“Love” Is Not an Ingredient, FDA Rules

Leave it to the Trump Administration to kick "love" to the curb.

Think of all the controversies we’ve had over dubious “ingredients” in food over the past few years. There was pink slime in our McNuggets, yoga mat (or azodicarbonamide) in our Subway bread, beaver butt (i.e. castoreum) in our ice cream. Then there’s the ongoing debate over listing GMOs on the label. Skeptics rightly regard Monsanto as unlikely to act responsibly and scientifically literate people rightly point out that “GMO” is not an ingredient, and they mostly fight to a draw.

Anyway, we have a more cut-and-dry case now that the FDA has ruled against putting “love” on the label.

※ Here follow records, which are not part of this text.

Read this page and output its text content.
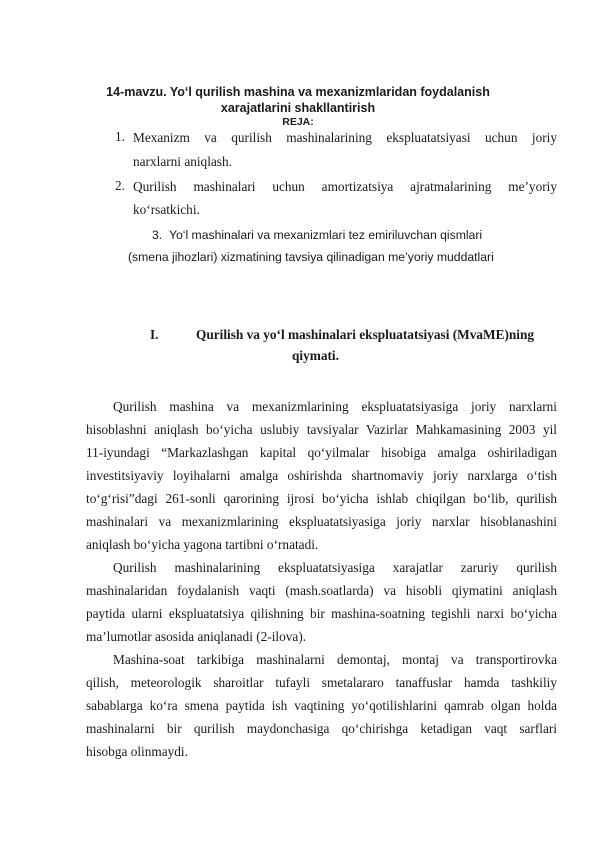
14-mavzu. Yo‘l qurilish mashina va mexanizmlaridan foydalanish
xarajatlarini shakllantirish
REJA:
1. Mexanizm va qurilish mashinalarining ekspluatatsiyasi uchun joriy
narxlarni aniqlash.
2. Qurilish mashinalari uchun amortizatsiya ajratmalarining me’yoriy
ko‘rsatkichi.
3. Yo‘l mashinalari va mexanizmlari tez emiriluvchan qismlari
(smena jihozlari) xizmatining tavsiya qilinadigan me’yoriy muddatlari
I.	Qurilish va yo‘l mashinalari ekspluatatsiyasi (MvaME)ning
qiymati.
Qurilish mashina va mexanizmlarining ekspluatatsiyasiga joriy narxlarni
hisoblashni aniqlash bo‘yicha uslubiy tavsiyalar Vazirlar Mahkamasining 2003 yil
11-iyundagi “Markazlashgan kapital qo‘yilmalar hisobiga amalga oshiriladigan
investitsiyaviy loyihalarni amalga oshirishda shartnomaviy joriy narxlarga o‘tish
to‘g‘risi”dagi 261-sonli qarorining ijrosi bo‘yicha ishlab chiqilgan bo‘lib, qurilish
mashinalari va mexanizmlarining ekspluatatsiyasiga joriy narxlar hisoblanashini
aniqlash bo‘yicha yagona tartibni o‘rnatadi.
Qurilish mashinalarining ekspluatatsiyasiga xarajatlar zaruriy qurilish
mashinalaridan foydalanish vaqti (mash.soatlarda) va hisobli qiymatini aniqlash
paytida ularni ekspluatatsiya qilishning bir mashina-soatning tegishli narxi bo‘yicha
ma’lumotlar asosida aniqlanadi (2-ilova).
Mashina-soat tarkibiga mashinalarni demontaj, montaj va transportirovka
qilish, meteorologik sharoitlar tufayli smetalararo tanaffuslar hamda tashkiliy
sabablarga ko‘ra smena paytida ish vaqtining yo‘qotilishlarini qamrab olgan holda
mashinalarni bir qurilish maydonchasiga qo‘chirishga ketadigan vaqt sarflari
hisobga olinmaydi.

According to Bloomberg, last week, Massachusetts’ Nashoba Bakery got a strongly worded letter from the agency prohibiting the basic human emotion from appearing as an ingredient:

Your Nashoba Granola label lists ingredient ‘Love.’ Ingredients required to be declared on the label or labeling of food must be listed by their common or usual name. ‘Love’ is not a common or usual name of an ingredient, and is considered to be intervening material because it is not part of the common or usual name of the ingredient.

So, the same federal government that proposed striking down two regulations for every one it implements and which also wants to make the water supply less drinkable has taken a brave stand against harmless hippie-dippie nonsense. Xanthan gum is OK as a binding agent, but the ties that bind are verboten. Next, “Enjoy!” will no longer be permitted as the final step of a food-preparation process.